A review of the land prices attained in 2013 suggests values are on the rise, with some suggesting investors, emigrants, and those looking to avoid risk exposure to their large deposit balances, are driving buoyancy in the land market.
A high land price is good, if you are selling. But, for most farmers with ambitions to expand, high land prices mean that buying any significant tract of land is neither affordable nor economically viable.
Meanwhile, investors with cash to spend look at land differently. The return in the form of rents is almost a certainty, land is of course a non-perishable asset, and ownership and title are readily obtained, with relatively low transaction fees.
Recent changes to the tax regime have stimulated investors to look at land. If they buy land in 2014, they can avail of a capital gains tax exemption on any appreciation in values if the land is held for seven years. They can avail of a partial reduction in capital gains tax if land is held for a longer period.
Income tax rules also encourage investors to plug money into land, it is possible to avail of an income tax exemption on up to €20,000 per annum of rental income derived from leased land.
Similarly, inheritance tax rules also make land the ideal asset for the super-wealthy to pass on a tax-efficient inheritance to their successors.
As the amount of land that comes available for sale in Ireland is particularly small, rising demand is a strong driver of relatively high prices.
Recent figures suggest about 0.3% of land, or less than 10,000 hectares per year, comes up for public sale in Ireland. At this rate, it would take about 350 years, on average, for any single plot of land to come on the open market. Instead, it is being passed on inter-generationally or transferred by private treaty for hundreds of years.
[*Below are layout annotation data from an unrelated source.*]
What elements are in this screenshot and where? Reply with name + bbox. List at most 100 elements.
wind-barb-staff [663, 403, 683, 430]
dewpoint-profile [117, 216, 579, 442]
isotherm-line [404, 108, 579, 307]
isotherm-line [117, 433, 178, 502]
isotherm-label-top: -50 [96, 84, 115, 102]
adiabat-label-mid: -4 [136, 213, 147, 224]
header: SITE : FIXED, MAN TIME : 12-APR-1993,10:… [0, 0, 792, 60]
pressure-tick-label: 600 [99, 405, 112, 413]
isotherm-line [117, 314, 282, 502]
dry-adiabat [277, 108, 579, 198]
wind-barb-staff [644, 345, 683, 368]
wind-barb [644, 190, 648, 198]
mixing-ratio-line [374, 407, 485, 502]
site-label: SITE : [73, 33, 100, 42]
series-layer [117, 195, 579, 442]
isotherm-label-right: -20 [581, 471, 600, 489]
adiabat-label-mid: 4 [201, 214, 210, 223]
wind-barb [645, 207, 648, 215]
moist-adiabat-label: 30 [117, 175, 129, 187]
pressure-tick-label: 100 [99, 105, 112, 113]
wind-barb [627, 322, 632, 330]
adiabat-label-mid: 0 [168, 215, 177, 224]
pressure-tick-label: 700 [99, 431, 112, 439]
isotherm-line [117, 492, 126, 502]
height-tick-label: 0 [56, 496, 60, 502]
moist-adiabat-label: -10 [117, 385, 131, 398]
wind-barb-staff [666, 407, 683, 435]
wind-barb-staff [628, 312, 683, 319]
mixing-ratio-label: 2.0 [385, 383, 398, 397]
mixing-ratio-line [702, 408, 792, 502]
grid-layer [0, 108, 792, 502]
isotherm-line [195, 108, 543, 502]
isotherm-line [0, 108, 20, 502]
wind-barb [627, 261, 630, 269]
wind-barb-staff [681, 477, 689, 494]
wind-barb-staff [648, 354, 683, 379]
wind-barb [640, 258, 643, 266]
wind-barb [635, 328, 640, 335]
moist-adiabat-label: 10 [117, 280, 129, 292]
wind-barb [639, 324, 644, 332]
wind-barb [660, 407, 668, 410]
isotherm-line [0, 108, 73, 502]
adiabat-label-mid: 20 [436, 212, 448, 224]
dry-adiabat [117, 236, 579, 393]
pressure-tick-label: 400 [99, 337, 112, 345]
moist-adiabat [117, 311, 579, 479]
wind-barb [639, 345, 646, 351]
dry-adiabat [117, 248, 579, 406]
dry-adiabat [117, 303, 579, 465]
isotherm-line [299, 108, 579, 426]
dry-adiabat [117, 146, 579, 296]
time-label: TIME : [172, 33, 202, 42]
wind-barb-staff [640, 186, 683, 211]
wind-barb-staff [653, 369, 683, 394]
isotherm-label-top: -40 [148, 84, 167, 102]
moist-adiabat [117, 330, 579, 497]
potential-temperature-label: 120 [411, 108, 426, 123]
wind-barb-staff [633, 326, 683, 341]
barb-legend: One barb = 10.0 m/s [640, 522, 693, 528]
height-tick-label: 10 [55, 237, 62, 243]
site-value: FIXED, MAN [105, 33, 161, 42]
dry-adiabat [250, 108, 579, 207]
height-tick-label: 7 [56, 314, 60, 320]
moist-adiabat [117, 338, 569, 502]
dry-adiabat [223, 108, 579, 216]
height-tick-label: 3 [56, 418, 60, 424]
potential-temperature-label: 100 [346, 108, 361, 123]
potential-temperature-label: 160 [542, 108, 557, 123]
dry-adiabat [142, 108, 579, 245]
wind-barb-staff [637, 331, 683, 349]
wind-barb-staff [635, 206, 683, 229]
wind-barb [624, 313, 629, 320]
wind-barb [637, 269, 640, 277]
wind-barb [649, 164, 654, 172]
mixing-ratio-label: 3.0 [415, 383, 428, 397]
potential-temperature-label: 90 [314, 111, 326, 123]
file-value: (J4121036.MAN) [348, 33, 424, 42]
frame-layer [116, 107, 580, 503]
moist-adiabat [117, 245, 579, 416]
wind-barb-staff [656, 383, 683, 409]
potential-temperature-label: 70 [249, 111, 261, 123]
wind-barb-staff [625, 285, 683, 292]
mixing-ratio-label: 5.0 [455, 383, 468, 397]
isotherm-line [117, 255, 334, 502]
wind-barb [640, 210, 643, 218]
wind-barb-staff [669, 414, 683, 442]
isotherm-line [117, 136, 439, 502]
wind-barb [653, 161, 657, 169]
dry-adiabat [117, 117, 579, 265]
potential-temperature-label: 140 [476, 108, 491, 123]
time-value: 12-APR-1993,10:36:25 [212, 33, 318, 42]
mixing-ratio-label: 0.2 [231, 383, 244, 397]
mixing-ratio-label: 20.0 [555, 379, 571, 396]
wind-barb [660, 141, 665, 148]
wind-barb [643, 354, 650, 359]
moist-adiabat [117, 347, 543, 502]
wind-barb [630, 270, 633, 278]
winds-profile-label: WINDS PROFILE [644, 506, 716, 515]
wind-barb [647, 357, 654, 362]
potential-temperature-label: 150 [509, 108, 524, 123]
Historically, the amount of land coming to the market used to be much higher. In the early 1990s, over 30,000 hectares was being traded per year, about three times the amount that currently comes to the market.
Reasons behind the drop in land sales may be related to a generational glut in the profile of farmers. A lot of Ireland’s current farmers would have been in the prime of their working careers in the years from 1990, and a relatively low number of farmers retiring in this period would have reduced the amount of land available.
The introduction of contributory pensions, the early retirement scheme, the decoupling of subsidies and the creation of single farm payments, may also have had the effects of prolonging a farmer’s career and length of land ownership.
Historically, ageing farmers who were no longer able to farm due to physical infirmity, and faced impoverishment, would have been more inclined to sell, lease or transfer land.
Our existing system now results in “golden years” farmers who can be in receipt of pension and single farm payments with little or no farming effort required.
Looking at Ireland’s land ownership from a macro-economic point of view, what policies can be put in place to prevent productive land from being tied up by investors, or being held in a state of suspense by non-active farmers?
On the investment front, surely there is no need for tax-driven stimulus in the form of capital gains tax exemptions to encourage investors into Ireland’s already tight land market, nor for manipulation of inheritance tax rules by the super-wealthy.
The reliefs attaching to farm land should be applicable only to owners and successors who are actively farming the land.
Different countries take different approaches to controlling their land markets. For example, in France, the SAFER agency effectively controls the sale of land, the local council has first refusal on all land sales, effectively preventing get-rich-quick developer and speculator activity.
The programme also ensures that locals are given an opportunity to access local land.
Ireland’s farmers have fragmented land ownership, in many instances, they may own three or four plots of land distributed over a parish or more. This too was the case in France, prior to the introduction of SAFER in the 1960s. Since its introduction, land sales are skewed to offer an opportunity to neighbouring and new entrant farmers, helping existing French farmers enlarge their farms and consolidate land holdings.
Land ownership is a recurring hot issue in Ireland. At governmental level in the late 1970s, it was thought that some form of controls should be introduced.
Opposition parties at the time pointed out that people outside agriculture were acquiring large tracts of land, with adverse effects on agriculture in general, but particularly on small-holders who had been hoping to increase their holdings.
It was noted by the Minister for Agriculture that land was being targeted by non-farmers as a hedge against inflation, such that small and medium sized family farmers had little or no possibility of getting a few extra acres, or at least getting them at some kind of reasonable price.
Various proposals were considered at the time, including the possibility of applying an annual charge, rate or levy on land owned by non-farmers. Other options included limiting of land purchases to those who have been farming or working on the land for a number of years, or who have spent some years receiving agricultural training.
It was noted by the Minister for Agriculture in 1978 that fundamental change was needed at that time.
Looking at Ireland 35 years later, it seems nothing has been done to address the same recurring issues.